Donc, comme si tout était facile, naturel, dans les choses. Dans un monde d'excès Nadia Battocletti, 25 ans de CLES, fait tout cela avec un naturel désarmant, qui trahit et cache qui sait ce qui sacrifie, qui sait quelle ténacité, détermination et caractère. C'est le portrait d'un monde auquel nous ne sommes peut-être plus habitués à lui plus de substance qu'apparemment, de bonnes manières, de déclarations d'une manière jamais au-dessus des lignes, loin des projecteurs, « normales » dans sa taille formidable. La confirmation était également hier: « Je suis fier de ce que j'ai fait devant ma mère et mon petit ami. Et je suis fier du fait qu'ils ont amené les groupes scolaires sur la place devant le Maxiskem pour me voir ». Fin. Sans exagérer, sans script, sans avoir besoin d'en ajouter plus. Aussi parce que ce n'est pas nécessaire.

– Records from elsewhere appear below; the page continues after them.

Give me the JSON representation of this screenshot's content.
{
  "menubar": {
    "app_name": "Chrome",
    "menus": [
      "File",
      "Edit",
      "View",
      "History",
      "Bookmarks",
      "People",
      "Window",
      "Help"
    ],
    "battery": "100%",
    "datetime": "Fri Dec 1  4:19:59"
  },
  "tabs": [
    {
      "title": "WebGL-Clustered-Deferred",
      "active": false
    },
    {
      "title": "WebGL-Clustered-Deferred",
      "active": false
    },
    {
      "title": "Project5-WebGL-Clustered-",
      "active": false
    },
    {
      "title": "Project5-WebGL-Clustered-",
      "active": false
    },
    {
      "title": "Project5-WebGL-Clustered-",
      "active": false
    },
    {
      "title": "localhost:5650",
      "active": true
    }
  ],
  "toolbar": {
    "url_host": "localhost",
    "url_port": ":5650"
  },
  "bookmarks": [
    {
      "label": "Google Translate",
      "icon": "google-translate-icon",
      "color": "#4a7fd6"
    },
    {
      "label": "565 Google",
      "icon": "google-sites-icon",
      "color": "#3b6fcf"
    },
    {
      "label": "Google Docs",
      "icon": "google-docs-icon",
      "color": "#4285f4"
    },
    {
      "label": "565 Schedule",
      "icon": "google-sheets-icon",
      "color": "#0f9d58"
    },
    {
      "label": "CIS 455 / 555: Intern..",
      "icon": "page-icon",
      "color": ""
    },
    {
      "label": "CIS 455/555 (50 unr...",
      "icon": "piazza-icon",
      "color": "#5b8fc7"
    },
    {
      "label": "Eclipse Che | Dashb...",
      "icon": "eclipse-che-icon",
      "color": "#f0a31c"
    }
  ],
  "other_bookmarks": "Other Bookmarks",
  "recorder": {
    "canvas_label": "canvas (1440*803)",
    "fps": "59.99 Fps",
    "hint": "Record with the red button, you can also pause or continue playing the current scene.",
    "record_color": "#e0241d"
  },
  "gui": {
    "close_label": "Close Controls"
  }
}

Une route de succès, étape par étape, sur la piste, dans la croix où les titres et les médailles sont arrivés ces années. C'est une course qui coule dans le sang mais pas immédiatement héritée par sa mère, Jawhara Saddougui, l'ancienne distancer du milieu marocain et son père Giuliano, un coureur de marathon de Trentin ainsi que son entraîneur. Avant d'essayer, et heureusement de choisir, il a essayé avec le tennis, avec la danse, l'escalade, soutenu, encouragé mais libre de décider. Comme toujours, cela devrait l'être. Il vit à mi-chemin entre le Cavareno et Trento où, après avoir obtenu son diplôme du lycée scientifique, il s'est inscrit à l'évolution de l'ingénierie et de l'architecture du bâtiment et y est également fort, étant donné qu'après la Coupe du monde, il devrait obtenir son diplôme.

Rigor et gentillesse qui lui a donné un rêve qui la mène là où vous ne pouviez pas imaginer. Ou peut-être oui. Parce que nous ne réalisons toujours pas parfaitement la valeur absolue des entreprises, des médailles que ce champion colorait en bleu, il n'est peut-être pas clair à quel point cette fille fait dans une « planète », celle du fond et du fond, qui à l'heure actuelle est pratiquement interdite pour tout le monde, le domaine exclusif de l'éthiopie et du Kenian. Un rêve qui ne se termine pas car beaucoup peut encore être écrit et parce que maintenant lors de la Coupe du monde, il y en a aussi 5 mille là où il est légitime d'espérer. Et Nadia est là, car il y en a toujours.